Он смеется, тычет меня в живот кулаком в кольцах и нарисованных завитушках.
– Достойный труд, но совсем не для меня, – отрезает он с внезапным холодом. – Кораблей – полное море, грузов – полные корабли. Все грузы никогда не перетаскаешь, понимаешь, о чем я? – он глядит на меня долго, а потом вздыхает. – Не понимаешь. Народ все время тянется в Плард, думая, что нырнет здесь в сахар. А на деле город вас всех пережевывает и выплевывает, не запоминая вас, и не замечая даже. Работяга никогда не прыгнет выше своих будней, никогда не выплывет из потока, который его несет. Вот вы грузите от зари до зари, получаете свои честные стабильные медяки, тратите их на пищу, пойло и койку, а потом вы одряхлеете и помрете, а корабли будут причаливать и отчаливать. И другие простаки будут бесконечно грузить, пока не помрут, а корабли продолжат причаливать и отчаливать. Тоска берет от этого, вот правда. И поясницу скручивает от одной мысли.
Он докуривает папиросу, и, наклонившись, кидает окурок в бутыль с остатками вина. Окурок шипит в вине, маленький колокольчик звякает в носу.

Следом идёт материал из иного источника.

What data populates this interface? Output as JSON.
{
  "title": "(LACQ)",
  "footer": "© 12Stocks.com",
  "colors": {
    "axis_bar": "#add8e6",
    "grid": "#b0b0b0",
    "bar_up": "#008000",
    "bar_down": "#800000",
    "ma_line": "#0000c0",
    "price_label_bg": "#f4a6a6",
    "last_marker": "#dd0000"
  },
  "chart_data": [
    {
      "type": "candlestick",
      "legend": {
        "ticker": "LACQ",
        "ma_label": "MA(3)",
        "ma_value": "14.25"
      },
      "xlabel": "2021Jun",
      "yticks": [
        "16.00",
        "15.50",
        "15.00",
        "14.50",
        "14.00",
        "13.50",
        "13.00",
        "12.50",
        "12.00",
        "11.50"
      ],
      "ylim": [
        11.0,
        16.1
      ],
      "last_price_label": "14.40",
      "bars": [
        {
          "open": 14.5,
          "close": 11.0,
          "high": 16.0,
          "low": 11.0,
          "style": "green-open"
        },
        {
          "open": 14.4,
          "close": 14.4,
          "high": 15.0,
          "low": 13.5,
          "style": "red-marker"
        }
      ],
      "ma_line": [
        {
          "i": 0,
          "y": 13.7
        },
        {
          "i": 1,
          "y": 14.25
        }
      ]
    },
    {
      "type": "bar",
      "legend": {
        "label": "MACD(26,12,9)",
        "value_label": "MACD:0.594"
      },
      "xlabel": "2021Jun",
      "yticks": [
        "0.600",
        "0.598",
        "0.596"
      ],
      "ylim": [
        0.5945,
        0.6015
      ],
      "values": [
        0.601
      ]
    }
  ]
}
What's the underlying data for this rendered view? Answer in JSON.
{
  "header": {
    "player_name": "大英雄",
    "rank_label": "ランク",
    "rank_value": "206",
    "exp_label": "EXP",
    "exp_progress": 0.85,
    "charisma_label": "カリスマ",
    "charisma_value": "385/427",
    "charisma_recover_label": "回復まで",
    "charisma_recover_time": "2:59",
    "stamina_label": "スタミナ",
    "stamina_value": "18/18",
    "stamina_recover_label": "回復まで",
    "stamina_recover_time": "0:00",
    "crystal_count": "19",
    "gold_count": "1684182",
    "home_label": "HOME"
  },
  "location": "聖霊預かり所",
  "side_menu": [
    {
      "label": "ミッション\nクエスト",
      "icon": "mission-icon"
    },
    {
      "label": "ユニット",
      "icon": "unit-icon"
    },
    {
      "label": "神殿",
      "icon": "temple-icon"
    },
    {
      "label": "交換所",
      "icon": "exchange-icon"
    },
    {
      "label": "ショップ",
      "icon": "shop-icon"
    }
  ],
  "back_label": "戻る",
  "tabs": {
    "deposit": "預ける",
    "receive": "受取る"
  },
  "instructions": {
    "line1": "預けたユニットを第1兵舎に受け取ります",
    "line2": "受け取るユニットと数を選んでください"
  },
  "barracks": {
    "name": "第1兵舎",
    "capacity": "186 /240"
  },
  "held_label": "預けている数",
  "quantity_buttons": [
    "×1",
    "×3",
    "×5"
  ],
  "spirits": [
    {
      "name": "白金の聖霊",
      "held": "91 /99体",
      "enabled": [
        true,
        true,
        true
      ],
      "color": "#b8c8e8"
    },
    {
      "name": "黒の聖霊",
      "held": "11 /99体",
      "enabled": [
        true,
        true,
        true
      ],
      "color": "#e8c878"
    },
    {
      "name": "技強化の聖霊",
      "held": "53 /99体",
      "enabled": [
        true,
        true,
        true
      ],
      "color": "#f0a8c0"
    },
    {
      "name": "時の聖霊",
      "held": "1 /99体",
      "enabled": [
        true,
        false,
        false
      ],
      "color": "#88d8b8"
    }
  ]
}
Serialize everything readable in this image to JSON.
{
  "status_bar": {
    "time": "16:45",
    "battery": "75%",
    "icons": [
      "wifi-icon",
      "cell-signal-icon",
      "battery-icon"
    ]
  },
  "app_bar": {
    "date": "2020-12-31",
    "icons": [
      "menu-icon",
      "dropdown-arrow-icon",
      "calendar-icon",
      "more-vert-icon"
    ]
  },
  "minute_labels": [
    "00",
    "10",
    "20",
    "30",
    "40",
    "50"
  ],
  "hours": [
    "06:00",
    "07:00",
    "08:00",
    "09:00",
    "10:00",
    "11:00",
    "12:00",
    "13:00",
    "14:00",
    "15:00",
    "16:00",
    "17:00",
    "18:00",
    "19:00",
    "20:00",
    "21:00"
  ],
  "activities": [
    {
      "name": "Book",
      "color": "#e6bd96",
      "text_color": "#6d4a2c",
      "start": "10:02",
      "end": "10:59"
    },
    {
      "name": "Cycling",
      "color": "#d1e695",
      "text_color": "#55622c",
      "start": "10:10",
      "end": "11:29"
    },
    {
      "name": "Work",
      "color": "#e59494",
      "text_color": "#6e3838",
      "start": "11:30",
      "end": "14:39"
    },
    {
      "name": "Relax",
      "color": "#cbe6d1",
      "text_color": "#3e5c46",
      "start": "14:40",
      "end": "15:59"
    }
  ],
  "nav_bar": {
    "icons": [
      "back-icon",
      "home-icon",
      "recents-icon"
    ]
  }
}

– А тебя город запомнит? – спрашиваю я.
Он смеется, хотя ничего смешного нет.
– А я хоть проживу жизнь для себя, а не для города, – отвечает он. – Вы, работяги – булыжники, из которых сложены мостовые. Все по ним ходят, и никто их не видит. Не хочу быть булыжником, а человеком быть не вышло по рождению. Чтобы быть человеком, надо родиться в хорошей семье, обучиться грамоте и наукам, получить достойный чин. А если родился рванью, то тебе или в работяги, или в бандиты, или в вольные птицы вроде меня…
– В Перьеносцы, – говорю я зачем-то, а он почему-то хохочет.
Колокольчик и прочие висюльки бренчат на его дергающемся теле, и мне тоже становится печально.
Он унимается, вытирает выступившие от смеха слезы, перемешанные с размоченным свекольным соком, и спрыгивает с ящика. Подбирает свою корзинку с подаянием, и говорит спокойно:
– Пойду я. И тебе пора, завтра с утра грузить.
Он уходит, не взглянув на меня, а ножи в его прическе поблескивают металлической гладью, отражая пламя факелов. Я наблюдаю за ним, пока он не исчезает за углом, а потом отправляюсь в ночлежку.
Я сижу чайкой на высоком ажурном заборе, и смотрю на дом. Дом большой, у него два этажа и мансарда. Его стены из белого камня, окна – в человеческий рост, второй этаж опоясывает широкий балкон с колонами-скульптурами в виде стройных девушек и рельефных юношей. Первый этаж окружен террасой с цветами в каменных вазонах. Кусты в саду фигурно пострижены, в фонтане плавают яркие рыбки. От ворот к дверям ведет широкая кипарисовая аллея. В беседке, увитой цветами, за изящным столом сидит дама в тонком платье, и читает книгу. У ног дамы лежит светлый расчесанный пес с бантом на шее.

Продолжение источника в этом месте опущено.